Let things crack in your small aperture.
It’s like a sad part of my levitating body.
My fingers have a soft tendency to nurture, to sense pain.
and I sit on the lonely roads to pick up a saddened heart, to heal it.
sometimes, I have a feeling I am solid.
Solid like a vintage door, unbreakable.
Imperishable, who can swallow darkness inside darkness?
So, I produce light out of darkness.
I act like a mother to him, as well.
With clearwing moth like a skin of his,
sewing the gasps and sighs.
His body is made of a fallen moon, I believe so.
And at times, I am confused with the methods of love.

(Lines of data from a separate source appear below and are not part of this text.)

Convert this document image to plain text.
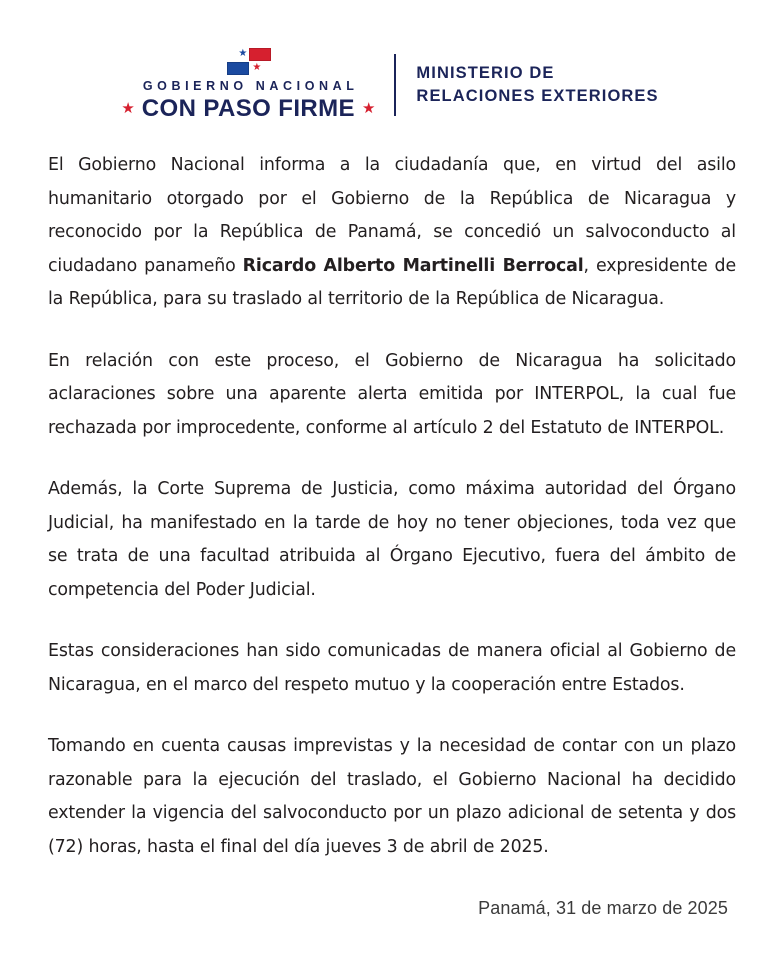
★
★
GOBIERNO NACIONAL
★ CON PASO FIRME ★
MINISTERIO DE
RELACIONES EXTERIORES

El Gobierno Nacional informa a la ciudadanía que, en virtud del asilo humanitario otorgado por el Gobierno de la República de Nicaragua y reconocido por la República de Panamá, se concedió un salvoconducto al ciudadano panameño Ricardo Alberto Martinelli Berrocal, expresidente de la República, para su traslado al territorio de la República de Nicaragua.

En relación con este proceso, el Gobierno de Nicaragua ha solicitado aclaraciones sobre una aparente alerta emitida por INTERPOL, la cual fue rechazada por improcedente, conforme al artículo 2 del Estatuto de INTERPOL.

Además, la Corte Suprema de Justicia, como máxima autoridad del Órgano Judicial, ha manifestado en la tarde de hoy no tener objeciones, toda vez que se trata de una facultad atribuida al Órgano Ejecutivo, fuera del ámbito de competencia del Poder Judicial.

Estas consideraciones han sido comunicadas de manera oficial al Gobierno de Nicaragua, en el marco del respeto mutuo y la cooperación entre Estados.

Tomando en cuenta causas imprevistas y la necesidad de contar con un plazo razonable para la ejecución del traslado, el Gobierno Nacional ha decidido extender la vigencia del salvoconducto por un plazo adicional de setenta y dos (72) horas, hasta el final del día jueves 3 de abril de 2025.

Panamá, 31 de marzo de 2025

He is a rotating axis on my forehead.
he has leaked, the times I was leaking too.
And I kept quiet and sewed him again and again.
Like a silent prayer of pure holistic clouds.
my clavicle stuttering with the omen of noises.
Nothing is a flattened lie, but a departure.
My eyes are anxious now, to capture your lilting lips.
I watch you as you get healed now,
as I protect you now.
You are now an absent face of simmering smiles of the sky.